Al terzo giorno di esibizione
della politica, è previsto per oggi l’allestimento dell’opera semiseria La guerra delle due rose. La scelta
dello spettacolo è giustamente rivendicata dal Centrodestra che lancia la sua
rosa con Letizia Moratti, Carlo Nordio e Marcello Pera. Il Centrosinistra, in
un barlume di saggezza improvvisamente ritrovata, evita al momento di
contrapporre una sua rosa, ma c’è chi dice che alla fine dovrà farlo e che gli
alfieri prescelti saranno Andrea Riccardi e Giuliano Amato (!).
Per la verità, i sempre bene informati sulle vicende del
Quirinale dicono anche altro, e cioè che la vera candidata del Centrodestra è
Maria Elisabetta Alberti Casellati, la senatrice laureata in Legge e
specializzata in Diritto Canonico presso l’Università Pontificia Lateranense la
quale, da funzionaria di Berlusconi, è assurta alla seconda carica dello Stato
grazie all’accordo di inizio legislatura tra Movimento Cinque Stelle e
Centrodestra.
Sempre secondo le stesse voci, la Casellati potrebbe
riuscire nell’impresa che il suo Superiore Naturale ha dovuto abbandonare,
giacché si ritiene che alla fine possa contare sui voti della stessa
maggioranza che al momento sostiene il governo di Mario Draghi. E se proprio
non dovesse farcela, c’è sempre il solito democristiano di turno (Pier
Ferdinando Casini) che alla fine potrebbe spuntarla grazie alla mediazione di
Matteo Renzi, il più bravo in questo ufficio.
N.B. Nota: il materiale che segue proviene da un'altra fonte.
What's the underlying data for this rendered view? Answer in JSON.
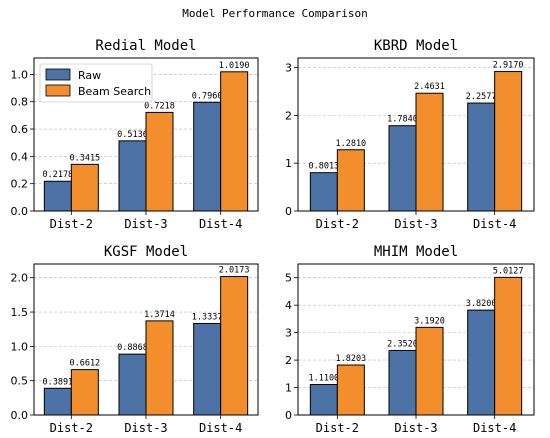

D’altra parte, per il Presidente del Consiglio si configura
sempre di più “la missione” di restare a Palazzo Chigi – come si sente ripetere
da più parti – “per il bene del Paese”. Una maniera ipocrita per farlo fuori da
tutto, restituendo la sovranità ad una classe politica che sembra avere il
complesso del nano di fronte al gigante. Draghi al Quirinale è il solo italiano
in grado di offrire sette anni di garanzia all’Europa e al mondo, Draghi a
Palazzo Chigi, a capo di un governo che al massimo può avere otto mesi di vita
è poco più di una presa in giro. Perché otto mesi? Perché dopo il 24 settembre
di quest’anno verranno meno le ragioni che oggi impediscono lo scioglimento
anticipato delle Camere: i parlamentari al primo mandato (e sono tanti in
questo Parlamento!) avranno infatti (con quattro anni, sei mesi e un giorno) maturato
il diritto alla pensione. A quel punto, la maggioranza si scioglierà come neve
al sole e i partiti si dedicheranno alla campagna elettorale per le elezioni
politiche del 2023.
Draghi a capo del nuovo esecutivo del “dopo-elezioni”?
Improbabile, anzi addirittura impossibile, a meno che non esca fuori un
Parlamento senza una maggioranza politica. Diversamente, questa sprovveduta
classe politica tornerà ad occupare anche Palazzo Chigi, lieta di essersi
definitivamente sbarazzata dell’ ”alieno” e poco sollecita, come al solito,
delle sorti del Paese e del bene dei cittadini cosiddetti sovrani.